4. Is the talent development model not, paradoxically, more elitist? In a system where we are cutting funding to education right, left and centre, how much funding will be available for talent development programmes? Will it not be the children of pushy parents with money, who will be most likely to be identified because their parents can afford the extra classes and the best equipment and will do whatever it takes to have their children noticed? Where does it leave the less financially and socially advantaged?

5. Where do the twice exceptional children fit in? Gifted children with a learning difficulty may not be able to perform to the standards required for inclusion in talent development programmes.
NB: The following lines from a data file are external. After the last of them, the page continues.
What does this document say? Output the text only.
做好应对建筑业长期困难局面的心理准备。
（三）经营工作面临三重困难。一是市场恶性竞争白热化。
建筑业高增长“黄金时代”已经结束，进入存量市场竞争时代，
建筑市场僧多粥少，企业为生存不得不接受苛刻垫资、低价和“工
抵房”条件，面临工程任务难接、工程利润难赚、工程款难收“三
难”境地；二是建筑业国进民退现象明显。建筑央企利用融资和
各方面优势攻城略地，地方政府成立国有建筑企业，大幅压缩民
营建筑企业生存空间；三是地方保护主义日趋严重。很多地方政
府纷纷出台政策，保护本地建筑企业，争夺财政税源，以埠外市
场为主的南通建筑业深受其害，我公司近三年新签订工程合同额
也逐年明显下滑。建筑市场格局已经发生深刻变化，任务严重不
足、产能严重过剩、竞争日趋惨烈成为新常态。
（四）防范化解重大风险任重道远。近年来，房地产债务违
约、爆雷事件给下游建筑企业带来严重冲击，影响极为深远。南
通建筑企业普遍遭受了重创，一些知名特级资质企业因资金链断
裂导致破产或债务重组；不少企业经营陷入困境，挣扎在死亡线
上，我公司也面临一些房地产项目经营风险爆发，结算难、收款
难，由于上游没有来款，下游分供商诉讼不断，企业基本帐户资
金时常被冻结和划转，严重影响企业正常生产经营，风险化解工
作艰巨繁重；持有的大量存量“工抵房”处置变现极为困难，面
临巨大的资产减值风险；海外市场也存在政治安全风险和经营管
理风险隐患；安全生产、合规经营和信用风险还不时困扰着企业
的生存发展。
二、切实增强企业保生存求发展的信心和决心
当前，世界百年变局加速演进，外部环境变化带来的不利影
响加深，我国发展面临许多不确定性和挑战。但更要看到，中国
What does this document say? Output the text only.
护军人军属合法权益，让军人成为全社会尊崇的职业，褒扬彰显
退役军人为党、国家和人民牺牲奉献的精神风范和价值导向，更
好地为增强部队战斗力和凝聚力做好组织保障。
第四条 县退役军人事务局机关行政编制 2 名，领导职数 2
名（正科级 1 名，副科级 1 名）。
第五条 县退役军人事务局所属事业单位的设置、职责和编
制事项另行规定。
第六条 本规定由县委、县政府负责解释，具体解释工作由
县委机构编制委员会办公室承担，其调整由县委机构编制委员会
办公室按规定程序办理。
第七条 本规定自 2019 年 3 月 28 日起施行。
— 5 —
That’s not to say that they are particularly well provided for as it is, of course.  Just as I finished writing this, the NAGC released a new position statement on recognising 2e children.

Dr James Webb, who is indeed an eminent individual in the field of giftedness, says of the new NAGC shift to talent development, hold on there a minute, you may have missed some of it. It’s not all about talent development. Social and emotional issues are not left out, there just wasn’t room to discuss them in the summary of the paper. Well, to me, the priority was summed up in that statement: “the goal of gifted education is eminence”.

In The Phenomenology of Giftedness , Linda Silverman discusses the child development model of giftedess and outlines its importance and fairness. She warns against “the child being missed completely in [these] performance-driven conceptions”. In this rather scathing article To Be or To Do? Is A Gifted Child Born Or Developed?,  Jim Delisle wonders if, in striving to be politically correct, have we diluted Gifted and Talented education too far.

Most parents of gifted children want nothing more than for their children to grow up happy, fulfilled and independent. Eminence would be nice, I guess (let’s be honest), but it is certainly not our goal. We, like our children, are frustrated by the lack of intellectual challenge offered in school and we believe that it is this lack of challenge which often leads to behavioural difficulties. However, we also recognise that, within the current system, it is extremely difficult for a teacher to meet these needs. I personally feel that, if there was more widespread understanding of the child development theory of giftedness, our children might be less likely to be damaged by being forced to conform to a system that treats all children alike. There is definitely interplay between the two and both aspects are needed,  but I would prefer the emphasis to be on my child’s psychological well being with talent development coming second. 

In Ireland we have no official recognition for gifted children in our education system. We have not adopted any model of giftedness. In other words, we have a clean canvas. In the absence of any central organisation or association, this may be a challenge, but we really do need to get our heads together, assess what has been done elsewhere, decide what would work best here and come up with a plan. If we sit about for long enough, we run the risk of someone else’s model being foisted upon us by some committee on a box-ticking mission. We need input and perspectives from parents, teachers, students and psychologists. Any volunteers?